Interview with Xiaobo Long, CEO & Managing Director of Cypress House Asset Management Company Limited
Eurekahedge
January 2010
Managed by Cypress House Asset Management Company, the China Dragon Engine Fund employs a long/short equity strategy, investing in Hong Kong markets and Chinese enterprises that are highly related to China's economic growth.
The fund targets sustainable long-term returns by implementing disciplined investment process and rigorous risk management to leverage the investment strategy and dynamic asset allocation methodology. The fund has been listed on Eurekahedge and Asia Hedge as one of the top ten long/short equity funds during 2009.
The China Dragon Engine Fund was up a staggering 130% in 2009 while the Eurekahedge Greater China Long/Short Equities Index has gained 43% over the same time. How would you explain such a commendable outperformance?
Correct investment direction. We covered all the short positions in March 2009 and increased our long positions up to 70% in the second quarter. We expected to see the turning point in March 2009. A lot of stocks offered high safety of margin and the macroeconomics started to recover at that time.
We invested in the right sectors in different market cycles. For example, as the economy struggled during recession, we bought new energy stocks such as BYD Company Limited. As the economy was touching bottom, we allocated to resources, high-tech and real estate sectors which led market rally for a while. We were sensitive to the macroeconomic policy and pick-up stocks benefited the most from the government stimulus plan and the economic structure adjustment policy.
We consistently dug out undervalued stocks of sector-leading companies which have high growth prospects, excellent management team, stable cash flow and outperformance over its peers. Such stocks are long-term holdings representing 60% of the fund’s assets.
Meanwhile, we also looked at some short-term trading opportunities which represented 20% of the fund’s assets.
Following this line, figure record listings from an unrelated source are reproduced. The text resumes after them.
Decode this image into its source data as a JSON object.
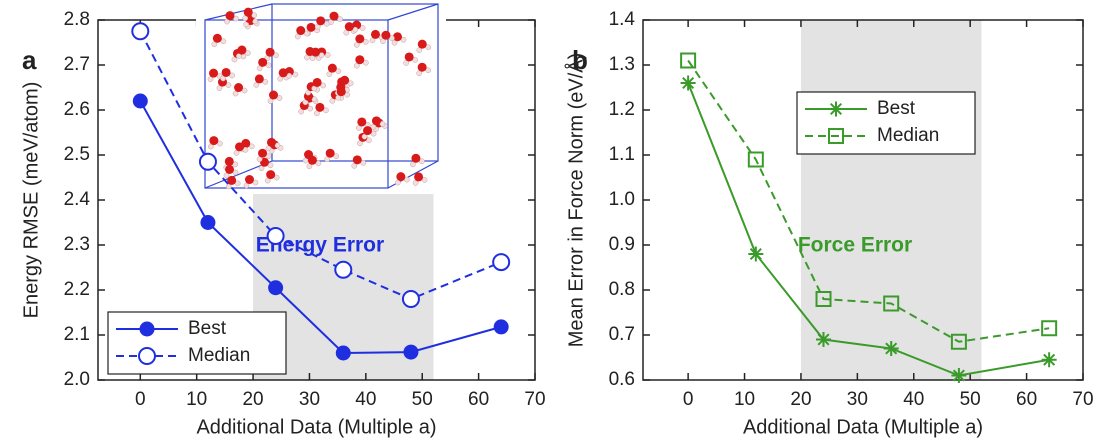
{
  "chart_data": [
    {
      "type": "line",
      "panel_label": "a",
      "annotation": "Energy Error",
      "x_label": "Additional Data (Multiple a)",
      "y_label": "Energy RMSE (meV/atom)",
      "x": [
        0,
        12,
        24,
        36,
        48,
        64
      ],
      "series": [
        {
          "name": "Best",
          "color": "#1f2fe0",
          "marker": "filled-circle",
          "linestyle": "solid",
          "values": [
            2.62,
            2.35,
            2.205,
            2.06,
            2.062,
            2.118
          ]
        },
        {
          "name": "Median",
          "color": "#1f2fe0",
          "marker": "open-circle",
          "linestyle": "dashed",
          "values": [
            2.775,
            2.485,
            2.32,
            2.245,
            2.18,
            2.262
          ]
        }
      ],
      "xlim": [
        -7.5,
        70
      ],
      "xticks": [
        0,
        10,
        20,
        30,
        40,
        50,
        60,
        70
      ],
      "ylim": [
        2.0,
        2.8
      ],
      "yticks": [
        {
          "value": 2.0,
          "label": "2.0"
        },
        2.1,
        2.2,
        2.3,
        2.4,
        2.5,
        2.6,
        2.7,
        2.8
      ],
      "shade": [
        20,
        52
      ],
      "legend": "lower left"
    },
    {
      "type": "line",
      "panel_label": "b",
      "annotation": "Force Error",
      "x_label": "Additional Data (Multiple a)",
      "y_label": "Mean Error in Force Norm (eV/Å)",
      "x": [
        0,
        12,
        24,
        36,
        48,
        64
      ],
      "series": [
        {
          "name": "Best",
          "color": "#3a9a2a",
          "marker": "asterisk",
          "linestyle": "solid",
          "values": [
            1.26,
            0.88,
            0.69,
            0.67,
            0.61,
            0.645
          ]
        },
        {
          "name": "Median",
          "color": "#3a9a2a",
          "marker": "open-square",
          "linestyle": "dashed",
          "values": [
            1.31,
            1.09,
            0.78,
            0.77,
            0.685,
            0.715
          ]
        }
      ],
      "xlim": [
        -8,
        70
      ],
      "xticks": [
        0,
        10,
        20,
        30,
        40,
        50,
        60,
        70
      ],
      "ylim": [
        0.6,
        1.4
      ],
      "yticks": [
        0.6,
        0.7,
        0.8,
        0.9,
        {
          "value": 1.0,
          "label": "1.0"
        },
        1.1,
        1.2,
        1.3,
        1.4
      ],
      "shade": [
        20,
        52
      ],
      "legend": "upper left"
    }
  ]
}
For example, based on the economic recovery cycle – we thought strong cyclical stocks such as real estate and materials stocks would pick up first, so we allocated to these sectors, including steel, non-ferrous metals, real estate and marine transportation companies, at the start of the second quarter,. We held stocks of these sector-leading companies for a short period when they were undervalued and sold them when their market value picked up.
We got the right buying points for underlined stocks and we monitored the performance and the risks of the portfolio on a timely basis. Moreover, we strengthened the in-house risk management throughout the course of the research and investment process, diversified the portfolio with more safety assets in bond and cash and utilised a harder cut loss line for equities.